As the world grapples with transitioning away from fossil fuels, engineers are hard at work to integrate new types of generation into the power grid. There’s plenty of challenges, particularly around the intermittent nature of many renewable energy sources. Energy storage projects are key to keeping the lights on round the clock, even when the wind isn’t blowing and the sun isn’t shining.
Conventional grid-level energy storage has long made use of pumped hydro installations where water is pumped uphill to a storage reservoir where it can later be used to run a generator. More recently, batteries are being used to do the job. When you consider the cost of these installations and their storage capacities, there is a gap between batteries and pumped hydro. A recently published whitepaper proposes Mountain Gravity Energy Storage — gravity-based energy storage using sand or gravel in mountainous areas — is the technology that can bridge the gap.
They’re Storing Energy On Mountains Now
The concept of Mountain Gravity Energy Storage, or MGES, involves storing excess energy from the grid by raising sand or gravel to a higher elevation. This is achieved using a pair of cranes, which load the material into storage containers, before pulling them up to height on a cable. The material can then be held in storage at higher elevation until power is requested by the grid. At this stage, the material can be reloaded into storage containers, and lowered to the bottom storage site, with gravity doing the work to pull the weight back down, turning a generator in the process. Interestingly, the same electric motors that lifted the gravel in the first place can also be used as the generators.
If this sounds familiar, you’d be right. It’s not dissimilar from the basic theory of pumped hydroelectric installations, where water is pumped into a dam, and then allowed to flow out through a turbine when energy is required. However, these installations are typically only economically viable in larger installations of 50 MW and above. MGES systems are intended as an option for smaller installations, on the order of 1-20 MW output. For small islands or other isolated areas, an MGES could be a great way to support the local power grid in combination with renewable sources of energy.
Can You Spare a Mountain?
The viability of such an installation is dependent on the availability of suitable mountainous terrain. The higher the elevation difference between the top and bottom of the system, the more energy can be stored. An MGES would likely become viable for areas where the natural landscape enables an elevation gap of between 500-2000 meters.

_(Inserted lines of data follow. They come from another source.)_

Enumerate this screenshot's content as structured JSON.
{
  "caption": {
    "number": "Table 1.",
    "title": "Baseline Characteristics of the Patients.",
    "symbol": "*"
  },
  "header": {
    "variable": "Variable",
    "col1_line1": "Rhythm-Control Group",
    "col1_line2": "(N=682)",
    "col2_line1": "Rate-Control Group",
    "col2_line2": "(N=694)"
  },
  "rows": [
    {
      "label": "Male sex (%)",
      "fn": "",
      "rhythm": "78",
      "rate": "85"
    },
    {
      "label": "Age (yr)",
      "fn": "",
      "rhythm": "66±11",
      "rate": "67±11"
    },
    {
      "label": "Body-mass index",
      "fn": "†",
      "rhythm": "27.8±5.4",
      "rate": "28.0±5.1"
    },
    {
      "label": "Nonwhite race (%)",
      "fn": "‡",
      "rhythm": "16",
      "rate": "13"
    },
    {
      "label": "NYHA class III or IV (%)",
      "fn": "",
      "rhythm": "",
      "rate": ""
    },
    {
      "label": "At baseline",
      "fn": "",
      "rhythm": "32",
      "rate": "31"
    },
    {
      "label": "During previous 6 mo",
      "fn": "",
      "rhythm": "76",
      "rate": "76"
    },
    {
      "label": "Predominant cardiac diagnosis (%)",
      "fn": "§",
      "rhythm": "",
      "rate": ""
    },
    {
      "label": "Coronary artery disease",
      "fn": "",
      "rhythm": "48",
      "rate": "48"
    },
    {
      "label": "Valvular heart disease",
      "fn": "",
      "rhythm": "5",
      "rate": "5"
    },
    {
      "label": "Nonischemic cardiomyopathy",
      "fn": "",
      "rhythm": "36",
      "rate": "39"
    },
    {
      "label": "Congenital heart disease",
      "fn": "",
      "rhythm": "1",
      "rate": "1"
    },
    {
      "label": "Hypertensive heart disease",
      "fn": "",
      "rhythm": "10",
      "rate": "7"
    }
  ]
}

Obviously, using sand or gravel as the energy storage medium brings its own set of challenges. It’s not possible to easily pump dry materials around like liquids, hence the need for cranes to move the material. Said cranes would need to be specially designed to carry heavy loads, and work reliably for high duty cycles during periods of rapid energy transfer. Loading and unloading of the sand or gravel would ideally be done with an automated system, with the paper’s authors suggesting this be handled by passing containers underneath the upper and lower storage areas. Thus, gravity could simply feed the material into the containers when required through a hopper. This adds a small loss of potential energy to the system, but minimizes the complication of the loading and unloading process.
On the other hand, pumped hydro has its own problems. One is the need for large amounts of water. Another is that storage reservoirs are prone to evaporation and freezing.
Is It Competitive?
While the basic physics of the system is sound, there are pitfalls to such a system. There’s a high degree of mechanical complexity involved, which not only complicates the design, but also adds to maintenance and running costs which could spoil the viability of a full-scale project. In large-scale electricity grids, pumped hydro is likely a more prudent choice, being an established technology that scales well to higher power levels. For smaller scale, isolated grids, MGES could have a place, but it is forced to compete with battery systems capable of delivering similar power levels. In these cases, batteries have the edge for short-term storage, while MGES could prove valuable where energy needs to be stored for weeks or months at a time. This has particular relevance to holiday spots, where there may be large seasonal changes in energy use.
If there’s a particularly bold company willing to invest in a pilot plant in a far-flung mountainous island, we may yet see such a system in action. It would likely make quite the spectacle, or eyesore, depending on your point of view. In the event that happens, we’ll be sure to cover it, but for now, MGES remains a novel and interesting concept that hasn’t quite reached fruition just yet.